Acórdão do Tribunal da Relação de Lisboa
Processo:
0039846
Nº Convencional: JTRL00001462
Relator: MARTINS RAMIRES
Descritores: REFORMA AGRÁRIA
Nº do Documento: RP199210010039846
Data do Acordão: 10/01/1992
Votação: UNANIMIDADE
Referência de Publicação: BMJ N420 ANO1992 PAG640 IN CJ ANOXVII 1992 T4 PA
Tribunal Recurso: G172
Texto Integral: N
Privacidade: 1
Meio Processual: APELAÇÃO.
Decisão: CONFIRMADA A DECISÃO.
Área Temática: DIR CIV - DIR CONTRAT.
DIR ECON - DIR AGR.
Legislação Nacional: CONST89 ART96 A ART97 N1.
CCIV66 ART268 ART269.
DL 428/72 DE 1972/10/03 ART29.
DL 406-A/75 DE 1975/07/29 ART9.
DL 407-B/75 DE 1975/07/30.
DL 521/76 DE 1976/07/05.
L 77/77 DE 1977/09/29.
DL 221/77 DE 1977/05/28 ART6 N1 F ART28.
DL 111/78 DE 1978/05/27.
DL 119/79 DE 1979/05/05.
RAR DE 1979/07/03 IN DR IS N164 1979/07/18.

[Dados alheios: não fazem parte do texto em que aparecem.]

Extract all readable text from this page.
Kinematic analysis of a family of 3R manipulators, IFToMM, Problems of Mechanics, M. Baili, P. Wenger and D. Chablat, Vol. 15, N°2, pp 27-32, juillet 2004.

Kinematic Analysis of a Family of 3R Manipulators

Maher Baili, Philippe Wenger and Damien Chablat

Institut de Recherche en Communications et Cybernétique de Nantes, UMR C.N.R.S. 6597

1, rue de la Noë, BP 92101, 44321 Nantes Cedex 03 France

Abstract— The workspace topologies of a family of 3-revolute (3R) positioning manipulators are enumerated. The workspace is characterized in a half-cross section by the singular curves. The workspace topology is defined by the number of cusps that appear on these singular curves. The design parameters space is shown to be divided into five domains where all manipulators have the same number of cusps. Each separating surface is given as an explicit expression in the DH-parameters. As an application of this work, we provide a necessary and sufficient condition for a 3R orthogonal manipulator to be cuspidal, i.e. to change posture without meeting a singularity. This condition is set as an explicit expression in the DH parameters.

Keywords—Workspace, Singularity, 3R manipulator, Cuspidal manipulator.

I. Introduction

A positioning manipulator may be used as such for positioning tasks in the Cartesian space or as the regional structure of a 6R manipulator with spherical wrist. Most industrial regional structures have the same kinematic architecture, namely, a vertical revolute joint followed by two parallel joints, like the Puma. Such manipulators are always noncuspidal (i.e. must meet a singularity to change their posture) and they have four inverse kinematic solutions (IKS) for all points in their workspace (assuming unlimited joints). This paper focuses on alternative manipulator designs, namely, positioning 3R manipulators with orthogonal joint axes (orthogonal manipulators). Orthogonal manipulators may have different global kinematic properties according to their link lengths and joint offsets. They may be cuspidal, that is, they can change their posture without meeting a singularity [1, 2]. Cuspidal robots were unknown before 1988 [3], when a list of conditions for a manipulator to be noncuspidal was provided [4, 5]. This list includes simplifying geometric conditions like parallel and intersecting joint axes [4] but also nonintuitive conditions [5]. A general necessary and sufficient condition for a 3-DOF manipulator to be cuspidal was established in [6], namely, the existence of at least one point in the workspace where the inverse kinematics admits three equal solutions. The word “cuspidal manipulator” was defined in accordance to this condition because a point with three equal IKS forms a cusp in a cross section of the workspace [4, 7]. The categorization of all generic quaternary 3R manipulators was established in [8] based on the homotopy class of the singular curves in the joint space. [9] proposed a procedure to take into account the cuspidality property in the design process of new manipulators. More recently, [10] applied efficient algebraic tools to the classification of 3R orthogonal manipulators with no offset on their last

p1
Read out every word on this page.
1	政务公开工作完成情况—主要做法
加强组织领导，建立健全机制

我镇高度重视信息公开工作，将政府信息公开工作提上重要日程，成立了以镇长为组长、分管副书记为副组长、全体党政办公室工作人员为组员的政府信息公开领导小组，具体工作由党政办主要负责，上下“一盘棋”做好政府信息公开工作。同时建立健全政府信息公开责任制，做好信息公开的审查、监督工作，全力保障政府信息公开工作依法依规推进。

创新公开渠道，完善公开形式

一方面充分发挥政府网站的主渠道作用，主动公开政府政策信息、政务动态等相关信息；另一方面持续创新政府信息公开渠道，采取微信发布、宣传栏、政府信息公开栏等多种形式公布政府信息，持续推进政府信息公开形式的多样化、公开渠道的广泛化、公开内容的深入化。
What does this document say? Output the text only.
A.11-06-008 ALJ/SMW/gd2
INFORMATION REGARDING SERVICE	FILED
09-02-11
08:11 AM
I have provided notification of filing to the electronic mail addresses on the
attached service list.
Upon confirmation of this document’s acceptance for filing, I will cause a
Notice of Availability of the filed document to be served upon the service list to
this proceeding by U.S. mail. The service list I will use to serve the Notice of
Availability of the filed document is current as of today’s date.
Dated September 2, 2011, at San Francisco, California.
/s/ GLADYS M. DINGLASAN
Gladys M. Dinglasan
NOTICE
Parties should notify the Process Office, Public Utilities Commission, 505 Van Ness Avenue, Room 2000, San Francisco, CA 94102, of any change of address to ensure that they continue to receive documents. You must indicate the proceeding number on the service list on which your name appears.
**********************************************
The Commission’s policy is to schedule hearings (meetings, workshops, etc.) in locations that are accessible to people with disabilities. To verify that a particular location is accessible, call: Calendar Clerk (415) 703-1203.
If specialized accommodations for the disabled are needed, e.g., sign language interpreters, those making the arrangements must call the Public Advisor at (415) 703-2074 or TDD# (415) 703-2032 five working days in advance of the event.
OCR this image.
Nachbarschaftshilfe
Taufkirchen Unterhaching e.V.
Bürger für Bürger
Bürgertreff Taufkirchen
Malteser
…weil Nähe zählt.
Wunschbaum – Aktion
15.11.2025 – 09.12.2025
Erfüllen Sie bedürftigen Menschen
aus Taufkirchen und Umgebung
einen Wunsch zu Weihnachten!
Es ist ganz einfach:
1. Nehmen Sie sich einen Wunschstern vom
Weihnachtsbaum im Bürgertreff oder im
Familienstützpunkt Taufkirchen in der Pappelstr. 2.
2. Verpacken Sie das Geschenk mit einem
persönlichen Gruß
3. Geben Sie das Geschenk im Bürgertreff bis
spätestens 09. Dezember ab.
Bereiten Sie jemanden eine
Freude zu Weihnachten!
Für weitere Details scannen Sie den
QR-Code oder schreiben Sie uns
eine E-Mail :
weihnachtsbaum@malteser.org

DL 374-L/79 DE 1979/09/10 ART1.
DL 98/80 DE 1980/05/05 ART5 N1 B C.
DL 189-C/81 DE 1981/07/03 ART5 N2 A B.
DL 260/77 DE 1977/06/21 ART2 N2 C ART9 N1 N2 ART10 N1 D ART15 N3 ART18.
Sumário: I - O Decreto-lei 260/77, de 21 de Junho, cometeu ao Instituto dos Produtos Florestais o controlo das operações de comercialização e transporte da cortiça proveniente dos prédios expropriados e nacionalizados.
II - O Estado é o titular do preço da cortiça vendida por uma Unidade Colectiva de Produção, segundo o regime estabelecido por aquele Decreto-lei.
III - Nos termos dos n. 1 e 2 do artigo 9 deste Decreto-lei o comprador da cortiça fica obrigado ao depósito da totalidade do preço na Caixa Geral de Depósitos, não o liberando a entrega de dinheiro à Unidade Colectiva de Produção.